Single-stage reconstruction of key pinch and extension of the elbow in tetraplegic patients.

The results in ten arms of nine patients who had post-traumatic tetraplegia at the fifth or sixth cervical level were reviewed after combined transfer of the brachioradialis to the flexor pollicis longus and of the posterior part of the deltoid to the triceps tendon to restore key pinch and extension of the elbow. The average age of the patients was twenty-nine years, the average time from the injury to the operation was five years, and the average duration of follow-up was thirty-one months.

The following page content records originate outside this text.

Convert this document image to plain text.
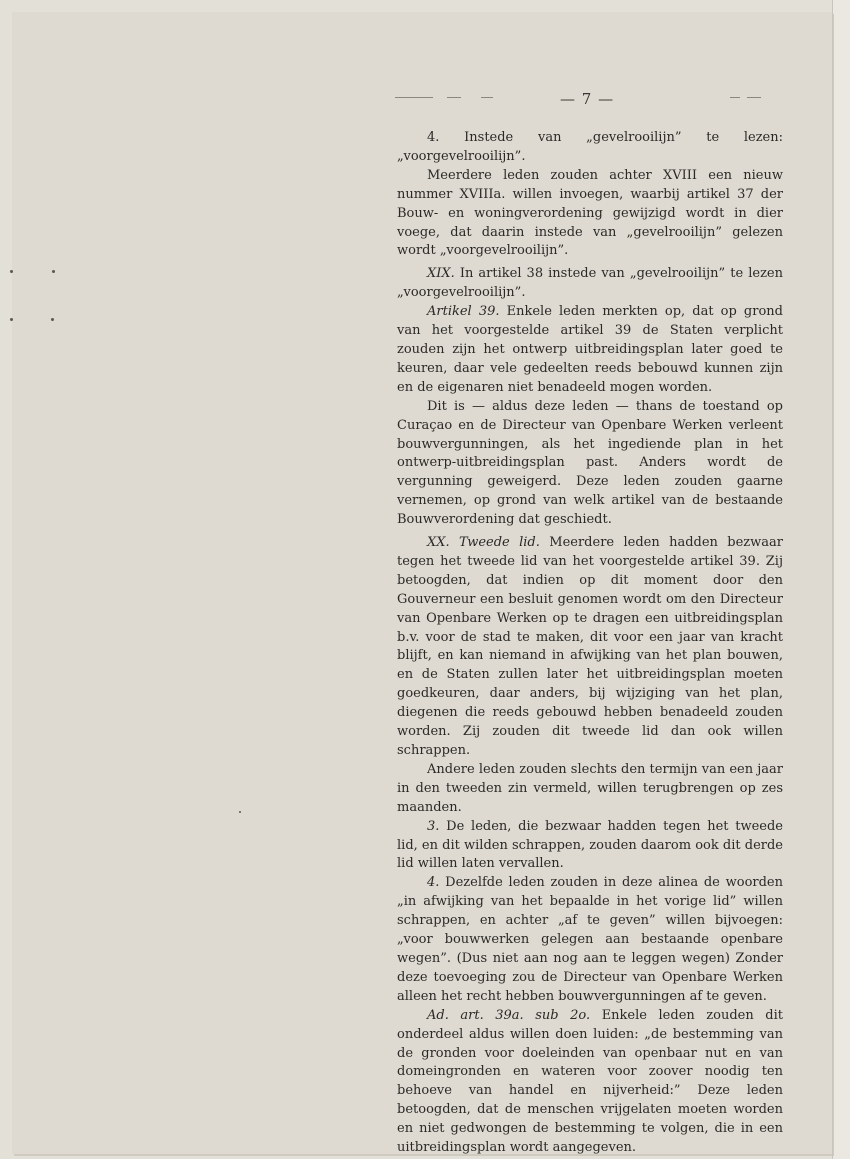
— 7 —

4. Instede van „gevelrooilijn” te lezen: „voorgevelrooilijn”.

Meerdere leden zouden achter XVIII een nieuw nummer XVIIIa. willen invoegen, waarbij artikel 37 der Bouw- en woningverordening gewijzigd wordt in dier voege, dat daarin instede van „gevelrooilijn” gelezen wordt „voorgevelrooilijn”.

XIX. In artikel 38 instede van „gevelrooilijn” te lezen „voorgevelrooilijn”.

Artikel 39. Enkele leden merkten op, dat op grond van het voorgestelde artikel 39 de Staten verplicht zouden zijn het ontwerp uitbreidingsplan later goed te keuren, daar vele gedeelten reeds bebouwd kunnen zijn en de eigenaren niet benadeeld mogen worden.

Dit is — aldus deze leden — thans de toestand op Curaçao en de Directeur van Openbare Werken verleent bouwvergunningen, als het ingediende plan in het ontwerp-uitbreidingsplan past. Anders wordt de vergunning geweigerd. Deze leden zouden gaarne vernemen, op grond van welk artikel van de bestaande Bouwverordening dat geschiedt.

XX. Tweede lid. Meerdere leden hadden bezwaar tegen het tweede lid van het voorgestelde artikel 39. Zij betoogden, dat indien op dit moment door den Gouverneur een besluit genomen wordt om den Directeur van Openbare Werken op te dragen een uitbreidingsplan b.v. voor de stad te maken, dit voor een jaar van kracht blijft, en kan niemand in afwijking van het plan bouwen, en de Staten zullen later het uitbreidingsplan moeten goedkeuren, daar anders, bij wijziging van het plan, diegenen die reeds gebouwd hebben benadeeld zouden worden. Zij zouden dit tweede lid dan ook willen schrappen.

Andere leden zouden slechts den termijn van een jaar in den tweeden zin vermeld, willen terugbrengen op zes maanden.

3. De leden, die bezwaar hadden tegen het tweede lid, en dit wilden schrappen, zouden daarom ook dit derde lid willen laten vervallen.

4. Dezelfde leden zouden in deze alinea de woorden „in afwijking van het bepaalde in het vorige lid” willen schrappen, en achter „af te geven” willen bijvoegen: „voor bouwwerken gelegen aan bestaande openbare wegen”. (Dus niet aan nog aan te leggen wegen) Zonder deze toevoeging zou de Directeur van Openbare Werken alleen het recht hebben bouwvergunningen af te geven.

Ad. art. 39a. sub 2o. Enkele leden zouden dit onderdeel aldus willen doen luiden: „de bestemming van de gronden voor doeleinden van openbaar nut en van domeingronden en wateren voor zoover noodig ten behoeve van handel en nijverheid:” Deze leden betoogden, dat de menschen vrijgelaten moeten worden en niet gedwongen de bestemming te volgen, die in een uitbreidingsplan wordt aangegeven.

Key pinch improved from essentially none preoperatively to an average of 2.0 pounds (0.9 kilogram) postoperatively: an average of 3.0 pounds (1.4 kilograms) for the patients who had tetraplegia at the sixth cervical level and an average of 0.9 pound (0.4 kilogram) for those who had tetraplegia at the fifth cervical level. Key pinch was favorably influenced by extension of the wrist, while the position of the elbow had no effect. Maximum active extension of the elbow against gravity was within 20 degrees of full extension in eight of the ten arms. There was an improvement in the performance of activities of daily living, including wheelchair use, and most of the patients discontinued use of special equipment for the upper extremity. The results of this study, when compared with those of each procedure performed separately, suggest that a combination of the operations improves function of the upper extremity and shortens the duration of dependence postoperatively.